You do realize that there are gender differences in how patients respond to therapy, and you do not need reminding that cardiovascular disease is a big problem for women’s health, far from killing mainly male victims.
You will follow the discussion here better if you had perused the article, listed under Pages and titled, What is symptometric? What is the meaning of “symptometric data”?
In brief, a technology development from bioZhena will provide an interface for the quantification and recording of daily symptoms. By design, the symptometric data will be correlated with the Ovulona data – and will be far better than the underused, inefficient and costly, paper-using procedures of yesteryear.
A recent health news headline declares: “More evidence that depression is hard on the heart”, and here is the synopsis: Severe depression may silently break a seemingly healthy woman’s heart. Doctors have long known that depression is common after a heart attack or stroke, and worsens those people’s outcomes. Monday, Columbia University researchers reported new evidence that depression can lead to heart disease in the first place [http://channels.isp.netscape.com/news/story.jsp?floc=ne-story-9-l9&idq=/ff/story/0001%2F20090310%2F0629929017.htm&sc=1500 03/10/09 06:29 © Copyright The Associated Press].
The issue is not the reported “big surprise: Sudden cardiac death seemed more closely linked with antidepressant use than with the depression symptoms the women reported. That might simply mean that women who used antidepressants were, appropriately, the most seriously depressed, cautioned lead researcher Dr. William Whang.

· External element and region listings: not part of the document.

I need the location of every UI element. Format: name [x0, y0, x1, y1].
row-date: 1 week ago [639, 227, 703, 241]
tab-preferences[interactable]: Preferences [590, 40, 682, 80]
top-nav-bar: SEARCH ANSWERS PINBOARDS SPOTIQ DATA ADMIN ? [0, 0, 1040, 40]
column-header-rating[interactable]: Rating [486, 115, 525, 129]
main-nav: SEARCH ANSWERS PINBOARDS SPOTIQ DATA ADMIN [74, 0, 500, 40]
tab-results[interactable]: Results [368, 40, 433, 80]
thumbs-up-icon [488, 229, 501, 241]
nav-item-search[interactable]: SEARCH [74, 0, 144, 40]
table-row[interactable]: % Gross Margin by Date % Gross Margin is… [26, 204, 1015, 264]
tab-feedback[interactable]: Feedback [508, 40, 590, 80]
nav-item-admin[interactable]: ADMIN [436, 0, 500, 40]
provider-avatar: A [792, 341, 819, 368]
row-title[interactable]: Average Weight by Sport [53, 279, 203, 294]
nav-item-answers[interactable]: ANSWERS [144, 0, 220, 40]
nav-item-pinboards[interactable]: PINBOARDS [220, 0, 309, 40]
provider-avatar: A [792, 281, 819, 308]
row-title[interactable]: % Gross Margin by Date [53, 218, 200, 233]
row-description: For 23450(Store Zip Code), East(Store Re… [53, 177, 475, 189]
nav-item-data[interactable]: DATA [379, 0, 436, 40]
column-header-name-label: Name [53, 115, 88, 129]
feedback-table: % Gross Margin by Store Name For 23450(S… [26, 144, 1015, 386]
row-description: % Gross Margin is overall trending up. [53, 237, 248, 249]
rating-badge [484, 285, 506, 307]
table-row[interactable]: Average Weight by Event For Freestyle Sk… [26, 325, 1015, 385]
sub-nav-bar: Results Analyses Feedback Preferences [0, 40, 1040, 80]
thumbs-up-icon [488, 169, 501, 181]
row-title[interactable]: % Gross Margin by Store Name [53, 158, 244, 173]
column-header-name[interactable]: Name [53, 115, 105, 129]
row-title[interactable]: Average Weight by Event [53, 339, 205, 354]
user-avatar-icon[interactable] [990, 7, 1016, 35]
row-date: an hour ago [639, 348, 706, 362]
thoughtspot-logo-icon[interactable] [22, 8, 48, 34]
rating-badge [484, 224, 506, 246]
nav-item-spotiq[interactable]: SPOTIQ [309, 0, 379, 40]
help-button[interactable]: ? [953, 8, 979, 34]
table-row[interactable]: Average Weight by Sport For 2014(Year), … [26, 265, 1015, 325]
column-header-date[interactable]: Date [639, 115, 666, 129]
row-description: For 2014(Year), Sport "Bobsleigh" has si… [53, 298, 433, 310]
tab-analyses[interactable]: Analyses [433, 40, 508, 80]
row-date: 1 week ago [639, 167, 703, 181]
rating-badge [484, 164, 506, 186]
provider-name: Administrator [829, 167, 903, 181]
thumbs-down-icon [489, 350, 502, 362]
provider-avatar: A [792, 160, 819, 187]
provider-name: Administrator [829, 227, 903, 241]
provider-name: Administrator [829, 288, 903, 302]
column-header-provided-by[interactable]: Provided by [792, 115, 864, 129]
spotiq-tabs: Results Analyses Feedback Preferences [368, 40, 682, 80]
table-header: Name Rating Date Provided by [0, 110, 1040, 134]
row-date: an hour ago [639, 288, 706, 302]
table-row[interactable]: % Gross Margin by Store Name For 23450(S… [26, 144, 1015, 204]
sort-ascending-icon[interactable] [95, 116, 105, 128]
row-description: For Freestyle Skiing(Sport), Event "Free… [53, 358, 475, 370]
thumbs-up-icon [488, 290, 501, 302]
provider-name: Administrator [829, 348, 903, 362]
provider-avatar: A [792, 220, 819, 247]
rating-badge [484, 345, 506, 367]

But he said the finding merited more research.”
The issue is that not only more research but all routine women’s health practice requires the knowledge of how symptoms relate to (correlate with) the course of the menstrual cycle or, more accurately put, the course of folliculogenesis.
Effective therapy requires this, and our technology will do three things for public health:
1. Enable routine quantitative recording of symptoms,
2. Correlate symptoms with the underlying folliculogenesis process, and
3. Allow for individualization of therapy (titrate medication doses for individuals).
This is one of the examples of non-reproductive applications of the bioZhena planned products; this is simply a reminder that the core product, the Ovulona™ for reproductive management, is far from the only planned product offering.
Have you been to About bioZhena – tech pitch? So you know that a set of 5 slides tells more (animated slides, progressing automatically but you can pause and navigate back and forth). In a nutshell: The menstrual cycle is a vital sign, and our Ovulona monitor provides long-term signatures of the vital sign-menstrual cyclic profile over many cycles. Correlating the symptometric data with the cyclic signatures of the folliculogenesis process is medically meaningful and helpful.